Originally posted by: Moonks
I think the whole point is even though they are not good, they happens. It’s not an individual problem it’s a societal problem so it’s not good to blame a person for that, the moment we as a society starts accepting that arrange marriage or love marriages either are not bad is the moment we get rid of this elopement issue. Even if many of you don’t agree but the truth is for years we are being sold the narrative that arrange marriages are forced marriages which is not the truth, the idea of love marriages is fascinating but overrated in my opinion, love doesn’t guarantees the trust, respect and happiness instead it is trust and respect which guarantees love and happiness in marriage. No matter what you say elopement is not okay, the moment you do it you prove how shallow as person you are, elope when you have life and death situations but how in the world you can justifying choosing a man over your family who has made several sacrifices and adjustments for you. And the choice and freedom you all are talking about I am sorry to say that’s nothing but a myth cause when you have a family, you have responsibilities the only person who has the full freedom in life is the one who doesn’t have anyone by his/her side cause then he/she doesn’t need to think about what impact his decision will have on his/her people. Elopement is equal to irresponsibility for me, you can hurt your family because you can’t hurt the person who claims to love you, how does this logic make sense?? I am sorry but Mariam is more wrong in this, she chose a guy she knew for 8 months over her family forget about love, she could not even be loyal to those people who has supported her till now, force marriage is wrong but in no way elopement makes it right.

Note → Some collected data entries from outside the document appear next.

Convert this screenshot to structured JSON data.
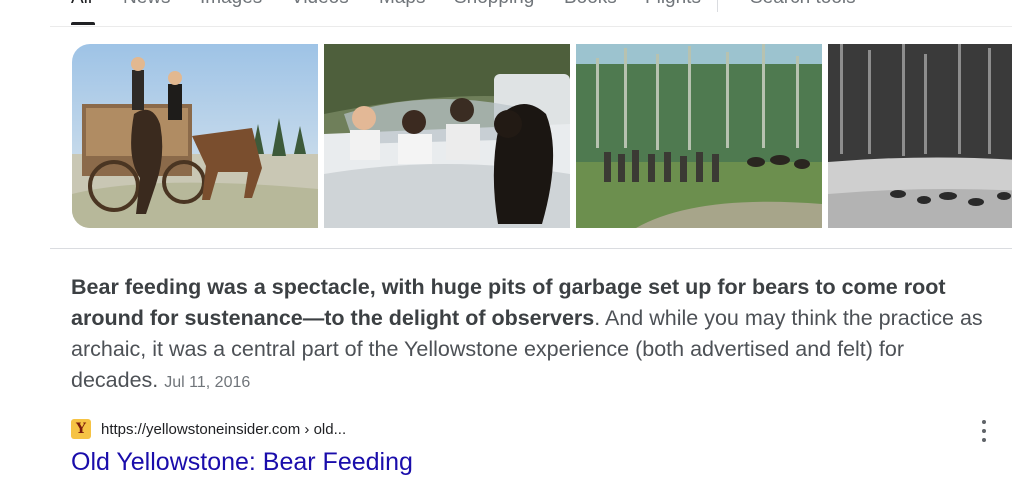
{
  "tabs": [
    {
      "label": "All"
    },
    {
      "label": "News"
    },
    {
      "label": "Images"
    },
    {
      "label": "Videos"
    },
    {
      "label": "Maps"
    },
    {
      "label": "Shopping"
    },
    {
      "label": "Books"
    },
    {
      "label": "Flights"
    }
  ],
  "search_tools_label": "Search tools",
  "images": [
    {
      "name": "bear-wagon-photo",
      "alt": "bear at wagon"
    },
    {
      "name": "bear-car-photo",
      "alt": "bear at car"
    },
    {
      "name": "bear-crowd-photo",
      "alt": "crowd watching bears"
    },
    {
      "name": "bear-pit-photo",
      "alt": "bears at feeding pit"
    }
  ],
  "snippet": {
    "bold": "Bear feeding was a spectacle, with huge pits of garbage set up for bears to come root around for sustenance—to the delight of observers",
    "rest": ". And while you may think the practice as archaic, it was a central part of the Yellowstone experience (both advertised and felt) for decades.",
    "date": "Jul 11, 2016"
  },
  "source": {
    "favicon_letter": "Y",
    "url": "https://yellowstoneinsider.com › old..."
  },
  "result": {
    "title": "Old Yellowstone: Bear Feeding"
  },
  "colors": {
    "link": "#1a0dab",
    "snippet_text": "#4d5156",
    "muted": "#70757a",
    "favicon_bg": "#f6c344"
  }
}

First of all, here Mariyam is in a forced marriage. There is a difference between arranged marriage and forced marriage like someone said and that is consent.
@Bold: No. I don't agree with this. I have not heard of this that there is a narrative that arranged marriage is a forced marriage. And the difference is consent like someone said.
Here, if I am not wrong, we are not talking about whether elopement is right. We are talking about this particular instance of Mariyam eloping. We are trying to understand what made the character elope.
@Bold underlined: The family might have sacrificed and made adjustments for Mariyam but it does not justify them getting her married without her wish. Here the reason Mariyam eloped is because she got scared that she might have to get married to Naurez.
@Bold Italic: The choice and freedom need to be there for a person when it is about the decision of getting married. It is not a myth. A person has responsibilities does not mean that they should not have the choice and freedom. Like someone said marriage is a lifetime commitment. The decision will have life time impact on a person.
So the family can hurt Mariyam by getting her married forcefully to Naurez but she can not hurt the family. I feel that both the family and Mariyam are in the wrong. And I sympathize with Mariyam more.